I never normally eat grapefruit. I mean who would voluntarily eat such a bitter fruit for breakfast?! But don't judge this citrus fruit too soon. Prepared in the right manner, it's actually not as bitter nor as acidic as you would think. The secret is to take the skin and the pith (that's the white stuff) off the segments, because that's what makes the fruit bitter. It's a bit time consuming but when you taste this salad, you'll know it's well worth the effort. As you can see from this photo, I inadvertently bought a pink grapefruit today.
I came up with this recipe ca. 1991 and was rather proud of it.

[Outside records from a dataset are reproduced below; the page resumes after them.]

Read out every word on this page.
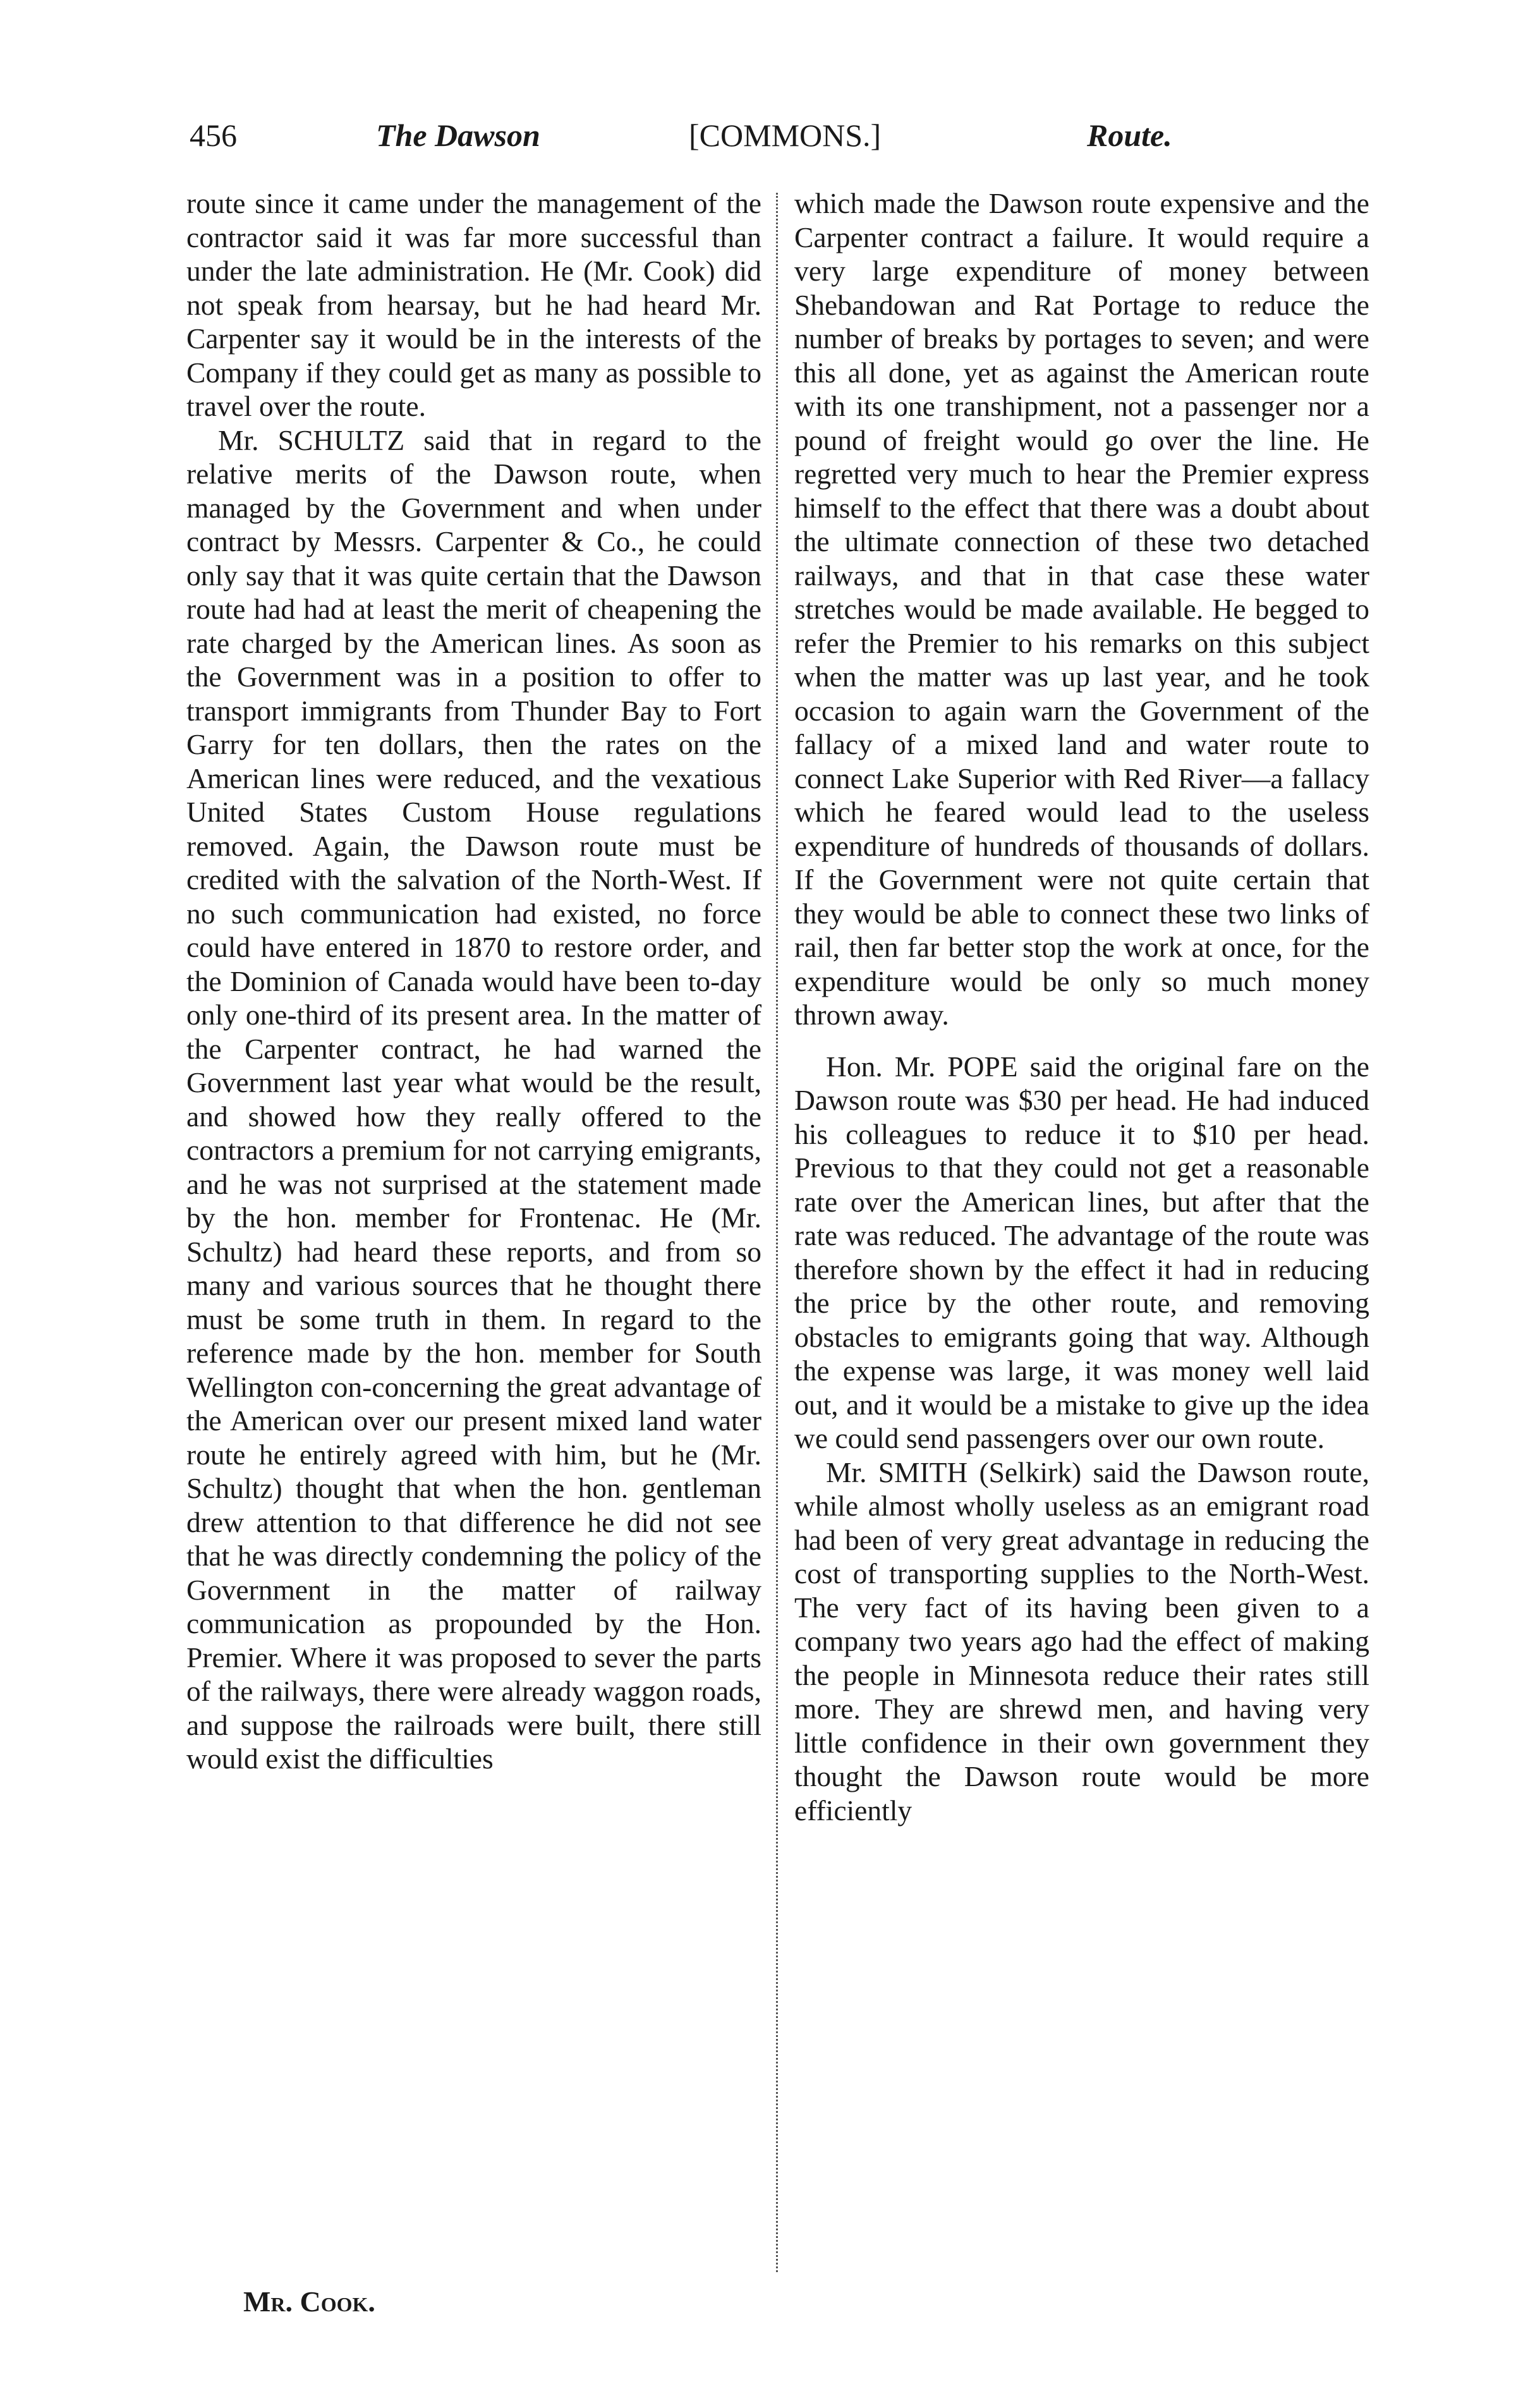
456	The Dawson	[COMMONS.]	Route.

route since it came under the management of the contractor said it was far more successful than under the late administration. He (Mr. Cook) did not speak from hearsay, but he had heard Mr. Carpenter say it would be in the interests of the Company if they could get as many as possible to travel over the route.

Mr. SCHULTZ said that in regard to the relative merits of the Dawson route, when managed by the Government and when under contract by Messrs. Carpenter & Co., he could only say that it was quite certain that the Dawson route had had at least the merit of cheapening the rate charged by the American lines. As soon as the Government was in a position to offer to transport immigrants from Thunder Bay to Fort Garry for ten dollars, then the rates on the American lines were reduced, and the vexatious United States Custom House regulations removed. Again, the Dawson route must be credited with the salvation of the North-West. If no such communication had existed, no force could have entered in 1870 to restore order, and the Dominion of Canada would have been to-day only one-third of its present area. In the matter of the Carpenter contract, he had warned the Government last year what would be the result, and showed how they really offered to the contractors a premium for not carrying emigrants, and he was not surprised at the statement made by the hon. member for Frontenac. He (Mr. Schultz) had heard these reports, and from so many and various sources that he thought there must be some truth in them. In regard to the reference made by the hon. member for South Wellington con-concerning the great advantage of the American over our present mixed land water route he entirely agreed with him, but he (Mr. Schultz) thought that when the hon. gentleman drew attention to that difference he did not see that he was directly condemning the policy of the Government in the matter of railway communication as propounded by the Hon. Premier. Where it was proposed to sever the parts of the railways, there were already waggon roads, and suppose the railroads were built, there still would exist the difficulties

which made the Dawson route expensive and the Carpenter contract a failure. It would require a very large expenditure of money between Shebandowan and Rat Portage to reduce the number of breaks by portages to seven; and were this all done, yet as against the American route with its one transhipment, not a passenger nor a pound of freight would go over the line. He regretted very much to hear the Premier express himself to the effect that there was a doubt about the ultimate connection of these two detached railways, and that in that case these water stretches would be made available. He begged to refer the Premier to his remarks on this subject when the matter was up last year, and he took occasion to again warn the Government of the fallacy of a mixed land and water route to connect Lake Superior with Red River—a fallacy which he feared would lead to the useless expenditure of hundreds of thousands of dollars. If the Government were not quite certain that they would be able to connect these two links of rail, then far better stop the work at once, for the expenditure would be only so much money thrown away.

Hon. Mr. POPE said the original fare on the Dawson route was $30 per head. He had induced his colleagues to reduce it to $10 per head. Previous to that they could not get a reasonable rate over the American lines, but after that the rate was reduced. The advantage of the route was therefore shown by the effect it had in reducing the price by the other route, and removing obstacles to emigrants going that way. Although the expense was large, it was money well laid out, and it would be a mistake to give up the idea we could send passengers over our own route.

Mr. SMITH (Selkirk) said the Dawson route, while almost wholly useless as an emigrant road had been of very great advantage in reducing the cost of transporting supplies to the North-West. The very fact of its having been given to a company two years ago had the effect of making the people in Minnesota reduce their rates still more. They are shrewd men, and having very little confidence in their own government they thought the Dawson route would be more efficiently

Mr. Cook.
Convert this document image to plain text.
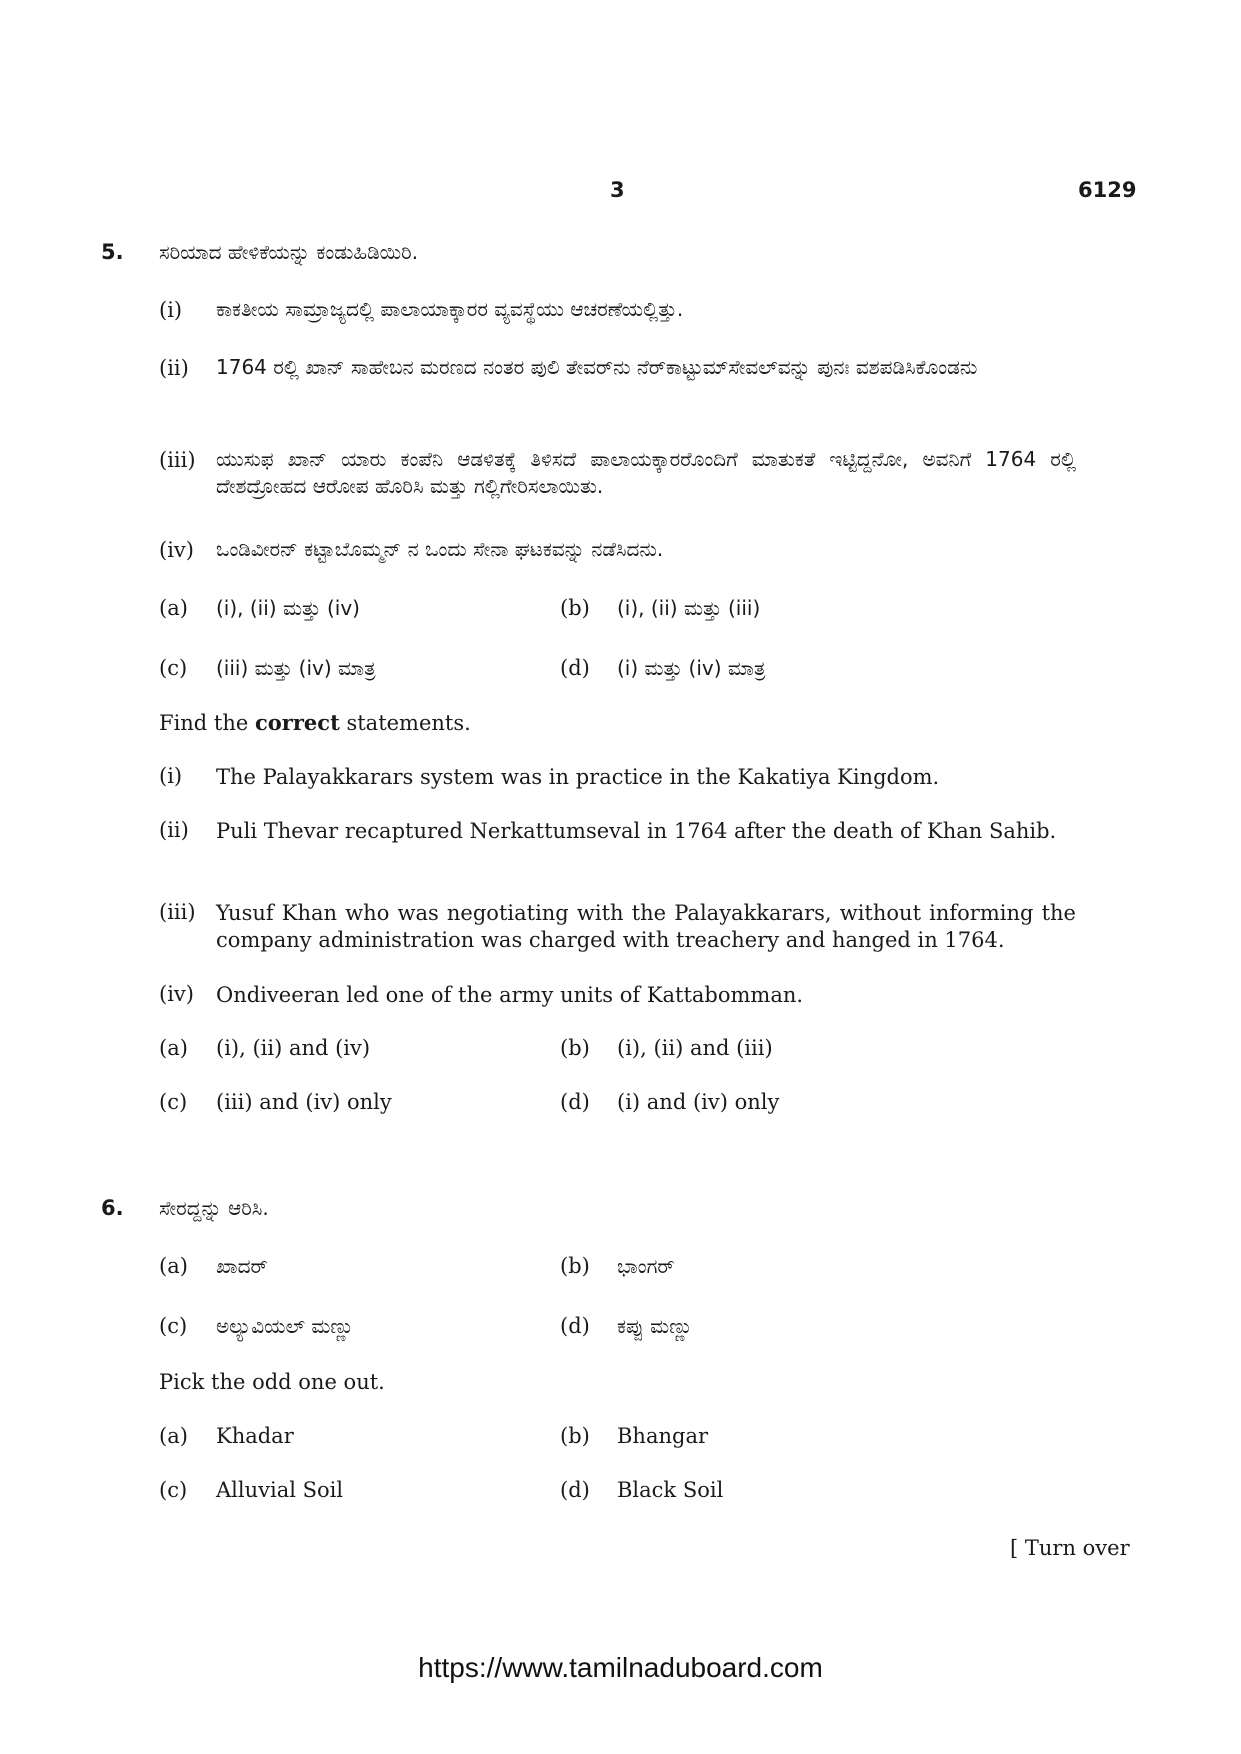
3	6129
5. ಸರಿಯಾದ ಹೇಳಿಕೆಯನ್ನು ಕಂಡುಹಿಡಿಯಿರಿ.
(i)	ಕಾಕತೀಯ ಸಾಮ್ರಾಜ್ಯದಲ್ಲಿ ಪಾಲಾಯಾಕ್ಕಾರರ ವ್ಯವಸ್ಥೆಯು ಆಚರಣೆಯಲ್ಲಿತ್ತು.
(ii)	1764 ರಲ್ಲಿ ಖಾನ್ ಸಾಹೇಬನ ಮರಣದ ನಂತರ ಪುಲಿ ತೇವರ್‌ನು ನೆರ್‌ಕಾಟ್ಟುಮ್‌ಸೇವಲ್‌ವನ್ನು ಪುನಃ ವಶಪಡಿಸಿಕೊಂಡನು
(iii)	ಯುಸುಫ ಖಾನ್ ಯಾರು ಕಂಪೆನಿ ಆಡಳಿತಕ್ಕೆ ತಿಳಿಸದೆ ಪಾಲಾಯಕ್ಕಾರರೊಂದಿಗೆ ಮಾತುಕತೆ ಇಟ್ಟಿದ್ದನೋ, ಅವನಿಗೆ 1764 ರಲ್ಲಿ ದೇಶದ್ರೋಹದ ಆರೋಪ ಹೊರಿಸಿ ಮತ್ತು ಗಲ್ಲಿಗೇರಿಸಲಾಯಿತು.
(iv)	ಒಂಡಿವೀರನ್ ಕಟ್ಟಾಬೊಮ್ಮನ್ ನ ಒಂದು ಸೇನಾ ಘಟಕವನ್ನು ನಡೆಸಿದನು.
(a) (i), (ii) ಮತ್ತು (iv)	(b) (i), (ii) ಮತ್ತು (iii)
(c) (iii) ಮತ್ತು (iv) ಮಾತ್ರ	(d) (i) ಮತ್ತು (iv) ಮಾತ್ರ
Find the correct statements.
(i)	The Palayakkarars system was in practice in the Kakatiya Kingdom.
(ii)	Puli Thevar recaptured Nerkattumseval in 1764 after the death of Khan Sahib.
(iii) Yusuf Khan who was negotiating with the Palayakkarars, without informing the company administration was charged with treachery and hanged in 1764.
(iv)	Ondiveeran led one of the army units of Kattabomman.
(a) (i), (ii) and (iv)	(b) (i), (ii) and (iii)
(c) (iii) and (iv) only	(d) (i) and (iv) only
6. ಸೇರದ್ದನ್ನು ಆರಿಸಿ.
(a) ಖಾದರ್	(b) ಭಾಂಗರ್
(c) ಅಲ್ಯುವಿಯಲ್ ಮಣ್ಣು	(d) ಕಪ್ಪು ಮಣ್ಣು
Pick the odd one out.
(a) Khadar	(b) Bhangar
(c) Alluvial Soil	(d) Black Soil
[ Turn over
https://www.tamilnaduboard.com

Imagine my surprise when months later I walked past an Edinburgh vegetarian restaurant and browsing the menu for that week/month saw an avocado and grapefruit salad listed among the starters...
The following recipe serves 4.
2 ripe avocados
2 small or 1 large grapefruit
freshly ground black pepper
1tsp dried mixed herbs
1-2tbsp sherry vinegar
1tbsp extra virgin or cold pressed sunflower oil
a few lettuce leaves, if available
1. Prepare the vinaigrette first by mixing pepper, salt, herbs, mustard with vinegar adding the oil last.
2, Peel grapefruit and divide into segments. Carefully remove the skin and pith from the segments and tear into bite-sized chunks.
3. Scatter lettuce leaves, if used, onto plates. Cut the avocados in halves, remove the stone and sprinkle with a little lemon juice. Arrange the grapefruit chunks and using a tea spoon remove the avocado from its skin in chunks adding it to the grapefruit.
4. Drizzle with the vinaigrette and serve immediately.